Heilbrunn Timeline of Art History Essays

Donatello (ca. 1386–1466)

Donato di Niccolò di Betto Bardi, universally known as Donatello, was born in Florence around 1386 and died there in 1466. The powerful expressivity of his art made him the greatest sculptor of the early Renaissance. Masterpieces from the first phases of his career include the vigilant marble Saint George, made for the guildhall of Orsanmichele (ca. 1417; Museo Nazionale del Bargello, Florence); the gilt-bronze Saint Louis of Toulouse at the Church of Santa Croce, Florence (ca. 1422–25); and his bronze relief of The Feast of Herod and statuettes of angels on the baptismal font in the Baptistery of Siena (1425–29). Vasari’s description of the first gives us some idea of the impact on his contemporaries of the young Donatello’s work: “…There is a marvelous suggestion of life bursting out of the stone.” Two of his characteristic formal contributions are encountered in the work for Siena. The relief is organized by a rigorous application of the rules of perspective that makes each figure emerge clearly and logically, even though the scene was modeled at a shallow depth; this is called rilievo schiacciato, or flattened relief. Each of these angels, of which the best known is now in the Staatliche Museen, Berlin, is arranged in a graceful spiraling pose, known as the figura serpentinata, so that the eye is encouraged to move around the figure and take in the whole.

To his middle period belongs the marble Cantoria, or “singing gallery,” with its frieze of frenzied infants (1433–39; Museo dell’Opera del Duomo, Florence), and the even more famous bronze David, made for the Medici family (ca. 1440; Bargello, Florence).

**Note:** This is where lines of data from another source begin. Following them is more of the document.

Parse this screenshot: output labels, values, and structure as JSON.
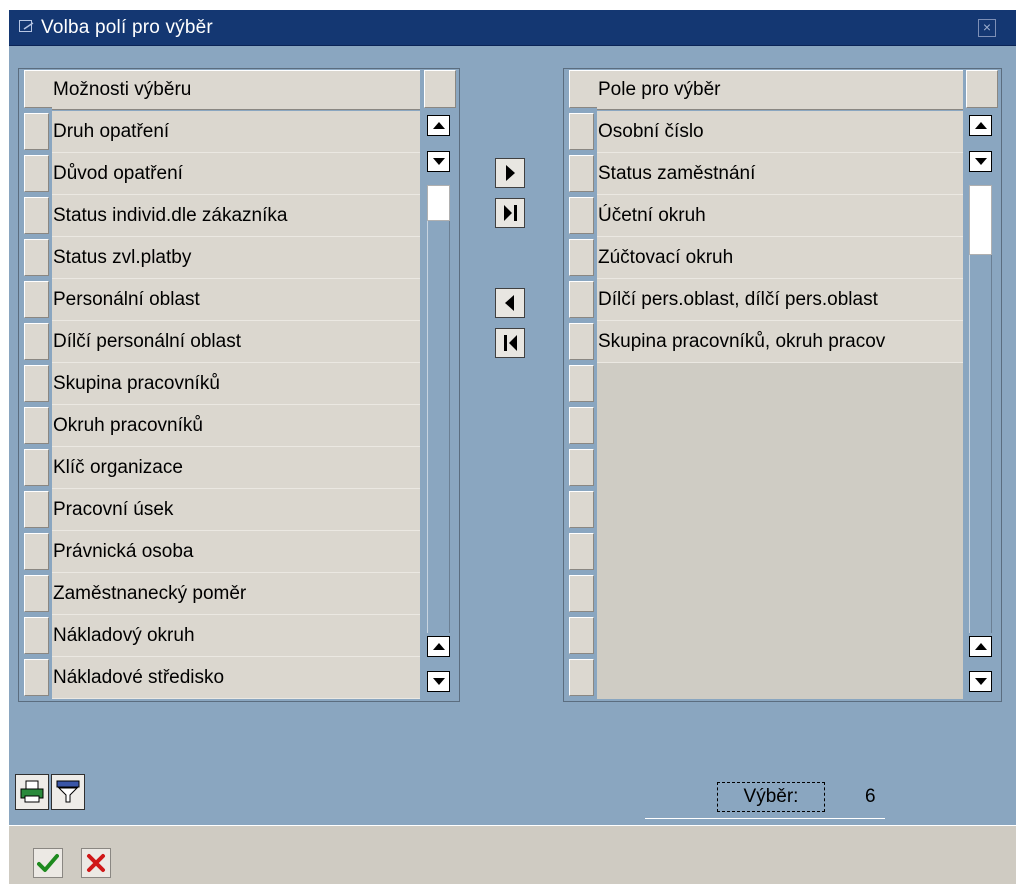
{
  "window": {
    "title": "Volba polí pro výběr",
    "colors": {
      "titlebar": "#143772",
      "background": "#8aa6c0",
      "cell": "#dbd7cf"
    }
  },
  "available": {
    "header": "Možnosti výběru",
    "items": [
      "Druh opatření",
      "Důvod opatření",
      "Status individ.dle zákazníka",
      "Status zvl.platby",
      "Personální oblast",
      "Dílčí personální oblast",
      "Skupina pracovníků",
      "Okruh pracovníků",
      "Klíč organizace",
      "Pracovní úsek",
      "Právnická osoba",
      "Zaměstnanecký poměr",
      "Nákladový okruh",
      "Nákladové středisko"
    ]
  },
  "selected": {
    "header": "Pole pro výběr",
    "items": [
      "Osobní číslo",
      "Status zaměstnání",
      "Účetní okruh",
      "Zúčtovací okruh",
      "Dílčí pers.oblast, dílčí pers.oblast",
      "Skupina pracovníků, okruh pracov"
    ]
  },
  "transfer_buttons": {
    "icons": [
      "move-right-icon",
      "move-all-right-icon",
      "move-left-icon",
      "move-all-left-icon"
    ]
  },
  "tools": {
    "icons": [
      "print-icon",
      "filter-icon"
    ]
  },
  "selection": {
    "label": "Výběr:",
    "count": "6"
  },
  "footer": {
    "icons": [
      "confirm-check-icon",
      "cancel-x-icon"
    ]
  }
}
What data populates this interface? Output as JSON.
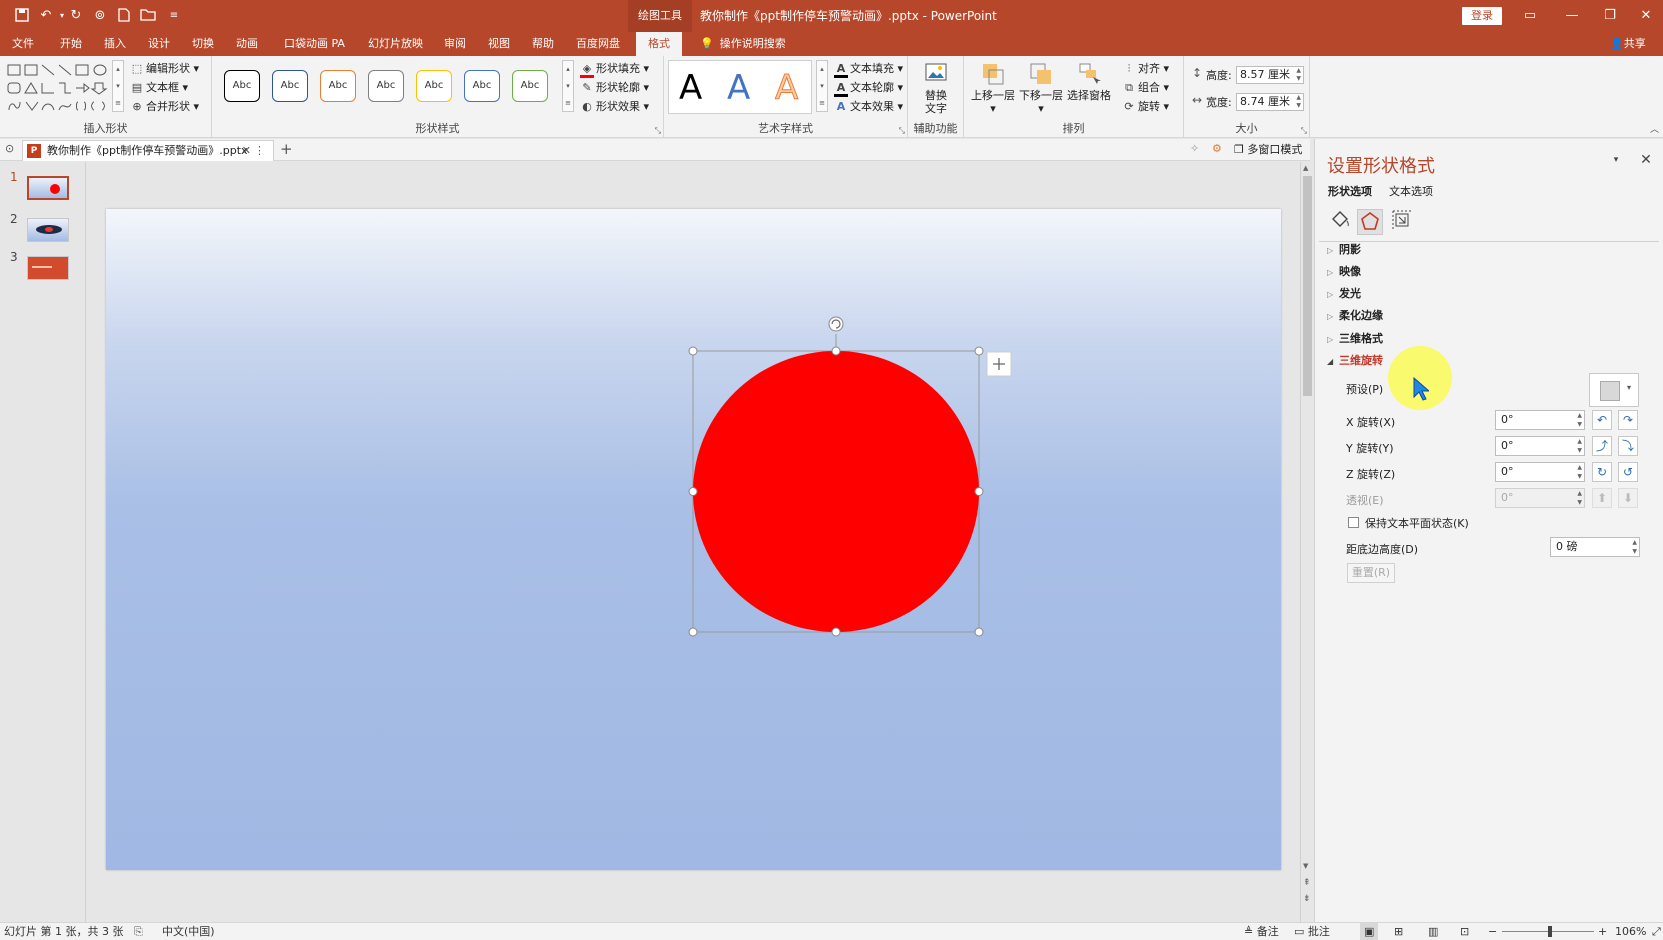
{
  "titlebar": {
    "context_tab": "绘图工具",
    "doc_title": "教你制作《ppt制作停车预警动画》.pptx  -  PowerPoint",
    "login": "登录"
  },
  "tabs": [
    {
      "label": "文件"
    },
    {
      "label": "开始"
    },
    {
      "label": "插入"
    },
    {
      "label": "设计"
    },
    {
      "label": "切换"
    },
    {
      "label": "动画"
    },
    {
      "label": "口袋动画 PA"
    },
    {
      "label": "幻灯片放映"
    },
    {
      "label": "审阅"
    },
    {
      "label": "视图"
    },
    {
      "label": "帮助"
    },
    {
      "label": "百度网盘"
    },
    {
      "label": "格式"
    }
  ],
  "tell_me": "操作说明搜索",
  "share": "共享",
  "ribbon": {
    "insert_shapes": {
      "label": "插入形状",
      "edit_shape": "编辑形状",
      "text_box": "文本框",
      "merge_shapes": "合并形状"
    },
    "shape_styles": {
      "label": "形状样式",
      "thumb_text": "Abc",
      "thumb_colors": [
        "#000000",
        "#2e5597",
        "#ed7d31",
        "#7f7f7f",
        "#ffc000",
        "#4472c4",
        "#70ad47"
      ],
      "fill": "形状填充",
      "outline": "形状轮廓",
      "effect": "形状效果"
    },
    "wordart": {
      "label": "艺术字样式",
      "letter": "A",
      "text_fill": "文本填充",
      "text_outline": "文本轮廓",
      "text_effect": "文本效果"
    },
    "accessibility": {
      "label": "辅助功能",
      "alt_text_line1": "替换",
      "alt_text_line2": "文字"
    },
    "arrange": {
      "label": "排列",
      "bring_forward": "上移一层",
      "send_backward": "下移一层",
      "selection_pane": "选择窗格",
      "align": "对齐",
      "group": "组合",
      "rotate": "旋转"
    },
    "size": {
      "label": "大小",
      "height_label": "高度:",
      "height_value": "8.57 厘米",
      "width_label": "宽度:",
      "width_value": "8.74 厘米"
    }
  },
  "doc_tab": {
    "name": "教你制作《ppt制作停车预警动画》.pptx",
    "multi_window": "多窗口模式"
  },
  "slides": [
    {
      "num": "1"
    },
    {
      "num": "2"
    },
    {
      "num": "3"
    }
  ],
  "shape": {
    "fill_color": "#ff0000"
  },
  "pane": {
    "title": "设置形状格式",
    "subtab_shape": "形状选项",
    "subtab_text": "文本选项",
    "sections": [
      {
        "label": "阴影"
      },
      {
        "label": "映像"
      },
      {
        "label": "发光"
      },
      {
        "label": "柔化边缘"
      },
      {
        "label": "三维格式"
      },
      {
        "label": "三维旋转"
      }
    ],
    "preset_label": "预设(P)",
    "x_rotation_label": "X 旋转(X)",
    "x_rotation_value": "0°",
    "y_rotation_label": "Y 旋转(Y)",
    "y_rotation_value": "0°",
    "z_rotation_label": "Z 旋转(Z)",
    "z_rotation_value": "0°",
    "perspective_label": "透视(E)",
    "perspective_value": "0°",
    "keep_text_flat": "保持文本平面状态(K)",
    "distance_label": "距底边高度(D)",
    "distance_value": "0 磅",
    "reset": "重置(R)"
  },
  "status": {
    "slide_info": "幻灯片 第 1 张，共 3 张",
    "language": "中文(中国)",
    "notes": "备注",
    "comments": "批注",
    "zoom": "106%"
  }
}
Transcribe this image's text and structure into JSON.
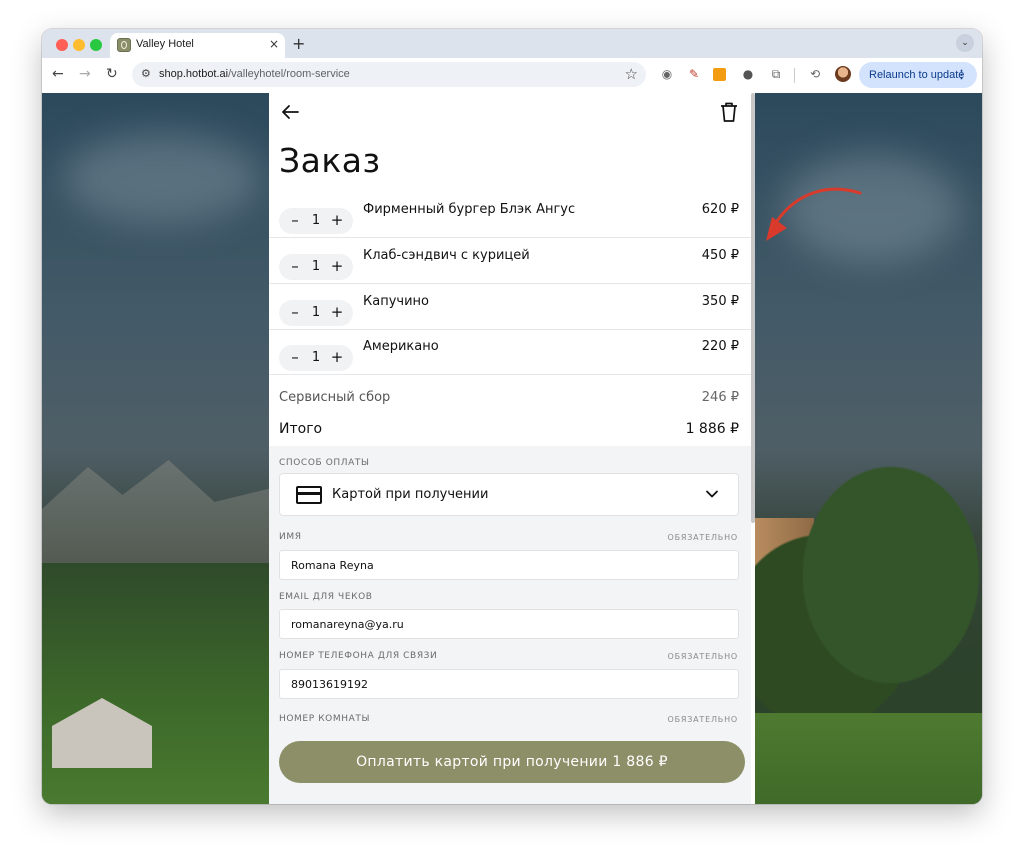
{
  "browser": {
    "tab_title": "Valley Hotel",
    "tab_close": "×",
    "new_tab": "+",
    "url_host": "shop.hotbot.ai",
    "url_path": "/valleyhotel/room-service",
    "relaunch_label": "Relaunch to update"
  },
  "order": {
    "title": "Заказ",
    "items": [
      {
        "qty": "1",
        "name": "Фирменный бургер Блэк Ангус",
        "price": "620 ₽"
      },
      {
        "qty": "1",
        "name": "Клаб-сэндвич с курицей",
        "price": "450 ₽"
      },
      {
        "qty": "1",
        "name": "Капучино",
        "price": "350 ₽"
      },
      {
        "qty": "1",
        "name": "Американо",
        "price": "220 ₽"
      }
    ],
    "service_fee_label": "Сервисный сбор",
    "service_fee_value": "246 ₽",
    "total_label": "Итого",
    "total_value": "1 886 ₽"
  },
  "form": {
    "payment_label": "СПОСОБ ОПЛАТЫ",
    "payment_value": "Картой при получении",
    "name_label": "ИМЯ",
    "required": "ОБЯЗАТЕЛЬНО",
    "name_value": "Romana Reyna",
    "email_label": "EMAIL ДЛЯ ЧЕКОВ",
    "email_value": "romanareyna@ya.ru",
    "phone_label": "НОМЕР ТЕЛЕФОНА ДЛЯ СВЯЗИ",
    "phone_value": "89013619192",
    "room_label": "НОМЕР КОМНАТЫ"
  },
  "pay_button_label": "Оплатить картой при получении 1 886 ₽",
  "colors": {
    "accent": "#8c8f68",
    "annotation_arrow": "#d93a2b"
  }
}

From 1443 to 1453, Donatello worked in the northern Italian city of Padua. There he designed a monumental sculpted high altarpiece for the church known as the Santo. Although now dismantled, the overwhelming effect of this sacra conversazione of saints surrounding the Virgin and Child, with narrative scenes set below as on a predella, can readily be imagined. In Padua, he also created a great bronze equestrian statue of the military commander Gattamelata (erected 1453), a revival of an ancient Roman type, and the first such sculpture to come down from the Renaissance.

Donatello spent his old age in Florence, often working for the Medici. The twisting, heroic bronze group Judith Slaying Holofernes (Palazzo Vecchio, Florence) was originally in their palace, and they were also the patrons of the dramatic bronze reliefs that narrate the Passion of Christ on the pulpits in San Lorenzo (unfinished at his death).

Donatello influenced Italian sculptors, notably Michelangelo, well into the sixteenth century. His work outside Italy is exceedingly rare; there is only one relief by him in the United States, a fine marble Madonna in rilievo schiacciato in the Boston Museum of Fine Arts. The Metropolitan Museum has only works that benefited from his style, the best being a fountain figure of a winged infant from the mid-fifteenth century (1983.356), almost certainly made to surmount a fountain in the Palazzo Medici, Florence. In it can be seen the sinuous forms of the figura serpentinata that originated with Donatello. The model has even been attributed to Donatello himself.